Vragen van het lid Maij (PvdA) aan de minister voor Buitenlandse Handel en Ontwikkelingssamenwerking over criteria voor het verstrekken van microfinanciering (ingezonden 22 november 2012).

Vraag 1

Bent u op de hoogte van de antwoorden op eerdere vragen over dit onderwerp aan de staatssecretaris voor Buitenlandse Zaken?1

Vraag 2

Welke concrete «verbeterde instrumenten en monitoring» zet u op welke wijze in om «adequaat op te treden» tegen excessen in de microfinancierings-sector, zoals bij de LAPO Microfinance Bank, en deze te voorkomen?

Vraag 3

Op welke criteria en voorwaarden baseert u uw besluit om direct of indirect microfinancieringsinstellingen te ondersteunen en/of te financieren?

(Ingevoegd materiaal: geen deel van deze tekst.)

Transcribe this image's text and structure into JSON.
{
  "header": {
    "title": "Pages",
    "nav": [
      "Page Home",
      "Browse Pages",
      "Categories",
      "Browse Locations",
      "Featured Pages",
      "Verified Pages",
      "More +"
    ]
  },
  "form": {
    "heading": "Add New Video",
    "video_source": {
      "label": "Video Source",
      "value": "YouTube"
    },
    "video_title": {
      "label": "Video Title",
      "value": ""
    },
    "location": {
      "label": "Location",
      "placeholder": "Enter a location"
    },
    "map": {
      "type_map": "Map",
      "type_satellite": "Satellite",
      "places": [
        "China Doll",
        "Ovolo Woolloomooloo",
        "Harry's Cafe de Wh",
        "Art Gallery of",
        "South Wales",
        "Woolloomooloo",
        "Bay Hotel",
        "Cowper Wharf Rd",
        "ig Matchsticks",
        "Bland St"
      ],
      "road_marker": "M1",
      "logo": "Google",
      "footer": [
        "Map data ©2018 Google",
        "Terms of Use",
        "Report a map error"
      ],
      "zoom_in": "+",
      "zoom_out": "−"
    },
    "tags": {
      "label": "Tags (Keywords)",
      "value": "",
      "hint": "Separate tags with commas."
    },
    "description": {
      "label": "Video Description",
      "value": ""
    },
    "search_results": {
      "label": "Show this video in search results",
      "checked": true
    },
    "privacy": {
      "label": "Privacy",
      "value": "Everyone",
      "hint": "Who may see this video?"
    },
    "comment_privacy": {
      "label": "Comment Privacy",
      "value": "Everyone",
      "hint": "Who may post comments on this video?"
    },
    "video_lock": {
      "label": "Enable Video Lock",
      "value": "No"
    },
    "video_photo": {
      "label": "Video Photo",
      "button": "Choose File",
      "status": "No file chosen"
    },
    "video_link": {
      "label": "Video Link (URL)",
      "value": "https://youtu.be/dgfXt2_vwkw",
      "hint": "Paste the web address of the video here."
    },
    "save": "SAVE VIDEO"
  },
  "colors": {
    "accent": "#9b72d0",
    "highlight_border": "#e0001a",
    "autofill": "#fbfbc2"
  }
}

Hanteert u specifieke criteria met betrekking tot rentepercentages en winstmaximalisatie?

Vraag 4

Welke criteria hanteren andere Nederlandse instellingen, zoals de Financieringsmaatschappij voor Ontwikkelingslanden (FMO), die microfinancieringsinstellingen ondersteunen?

Vraag 5

Bent u voornemens de komende jaren meer budget vrij te maken voor microfinanciering en microfinancieringsinstellingen?2


X Noot
1

Aanhangsel Handelingen, vergaderjaar 2012–2013, nr. 392

X Noot
2

De tabel in het antwoord op vraag 8 suggereert dat de Nederlandse bijdrage voor microfinanciering en microfinancieringsinstellingen de afgelopen jaren is afgenomen van 56,3 mln euro in 2009 tot 24,8 mln euro in 2011.